Visions de Dante

La rencontre avec Dante

Le carnet de croquis

Lorsque Claire Nydegger arrive à Rome en 1986, c’est une jeune artiste sans projets précis, et, comme elle avait peint le lac, le paysage sous ses yeux jusque là, arrivée à Rome, elle essaie de peindre les monuments célèbres. Mais la masse de gens constamment présente l’empêche d’observer l’architecture et finalement, c’est cette foule qui devient le sujet principal de ses dessins et croquis. Elle aime alors se promener dans la ville et faire des esquisses sur le vif au crayon, à l’aquarelle ainsi qu’au lavis, médium qu’elle affectionne particulièrement. C’est vers la fin de ce séjour que Claire lit Dante pour la première fois dans une édition bilingue ; elle sent alors une telle correspondance entre son travail artistique et les vers de la Divine Comédie qu’elle en utilise certains pour commenter le fascicule résultant de son séjour et dont elle expose certaines œuvres à la galerie du Minotauro à Rome.

De retour en Suisse en 1987, Claire se plonge dans la Divine Comédie et commence à l’illustrer systématiquement. Pour ce faire, elle évite volontairement les grands artistes qui l’ont précédée dans cette tâche ardue tels que Sandro Botticelli, William Blake, Gustave Doré ou encore Salvador Dalì ; ceci non seulement dans le but de ne pas se laisser décourager mais surtout dans celui de laisser libre cours à son imagination et de ne pas lui imposer les bornes posées par ses prédécesseurs. Elle commence alors un carnet dans lequel elle illustre la plupart des chants de l’Enfer de un à trois lavis.

De même que lorsqu’elle peignait les monuments italiens cachés derrières des figures humaines, ne laissant apparaître qu’une arche ou une colonne, ses esquisses de la Divine Comédie sont centrées sur les personnes, interrogeant l’homme et sa situation dans l’univers : les silhouettes de Dante et Virgile sont omniprésentes de même que les foules de damnés, âmes en souffrances purgeant leur peine dans des tempêtes ou sous des langues de flammes. Après avoir terminé l’Enfer, Claire continue son carnet avec le Purgatoire, mais tandis que ses premières illustrations sont faites au lavis dans des tons bruns et bleus qui appellent la mélancolie et la tristesse des âmes sans espoirs, celles du Purgatoire sont de noir et d’orange pour figurer la souffrance et les flammes. En effet, le Purgatoire de Dante est encore plein de souffrances pour les âmes repentantes, et même si les gardiens y sont des anges et non des démons, et que les mélodies et prières remplacent les lamentations, le narrateur souffre plus en le traversant que dans l’Enfer : car il ne surplombe plus la masse des damnés, compatissant ou non à leur peine et sous la protection de son guide, mais est bien confronté à une douleur directe : la première provoquée par la traversée des flammes le purifiant de son péché de luxure, et la seconde par sa séparation d’avec Virgile qui ne peut résider dans le paradis terrestre (voir La Divine Comédie)

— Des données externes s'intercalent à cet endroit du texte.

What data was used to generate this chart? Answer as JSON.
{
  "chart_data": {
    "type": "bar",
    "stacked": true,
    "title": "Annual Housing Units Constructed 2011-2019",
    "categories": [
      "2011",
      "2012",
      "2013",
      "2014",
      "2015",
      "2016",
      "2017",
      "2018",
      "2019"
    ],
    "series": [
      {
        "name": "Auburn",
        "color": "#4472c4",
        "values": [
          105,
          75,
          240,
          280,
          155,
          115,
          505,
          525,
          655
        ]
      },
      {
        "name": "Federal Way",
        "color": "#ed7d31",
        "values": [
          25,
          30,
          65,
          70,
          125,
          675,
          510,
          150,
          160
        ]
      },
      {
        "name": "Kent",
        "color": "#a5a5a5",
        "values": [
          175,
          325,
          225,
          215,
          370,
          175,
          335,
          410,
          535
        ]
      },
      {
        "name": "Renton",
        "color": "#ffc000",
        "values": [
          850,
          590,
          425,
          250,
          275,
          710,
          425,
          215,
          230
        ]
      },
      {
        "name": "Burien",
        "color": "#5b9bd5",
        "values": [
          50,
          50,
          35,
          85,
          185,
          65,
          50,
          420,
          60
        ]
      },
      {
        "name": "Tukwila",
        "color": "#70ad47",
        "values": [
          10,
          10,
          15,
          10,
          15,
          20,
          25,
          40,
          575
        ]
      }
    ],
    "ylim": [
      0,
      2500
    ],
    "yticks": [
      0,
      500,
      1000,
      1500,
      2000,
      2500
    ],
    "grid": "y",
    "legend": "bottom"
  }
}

Contrairement à ses travaux antérieurs sur Rome et le lac Léman, les lavis de l’Enfer et du Purgatoire font écho à une vision interne, imaginée et que l’artiste dit elle-même avoir peut-être toujours portée en elle. Le carnet comprend des illustrations du Purgatoire jusqu’au chant XX, un arrêt qui s’explique facilement : jusque là Claire n’a pas d’atelier, aussi se limiter à de petits formats dans un carnet est un moyen de création très pratique, le carnet servant alors de mini atelier portatif. Mais lorsqu’elle s’installe véritablement dans un atelier, elle profite des nouvelles possibilités qui sont alors à sa portée, continuant à illustrer le Purgatoire au lavis mais sur des feuilles disparates de plus grand format, ainsi qu’avec d’autres médiums comme la gravures sur bois et métal ainsi que la peinture à l’huile et l’aquarelle. Elle reprend alors également certains croquis de l’Enfer qu’elle transforme en peinture ou gravure.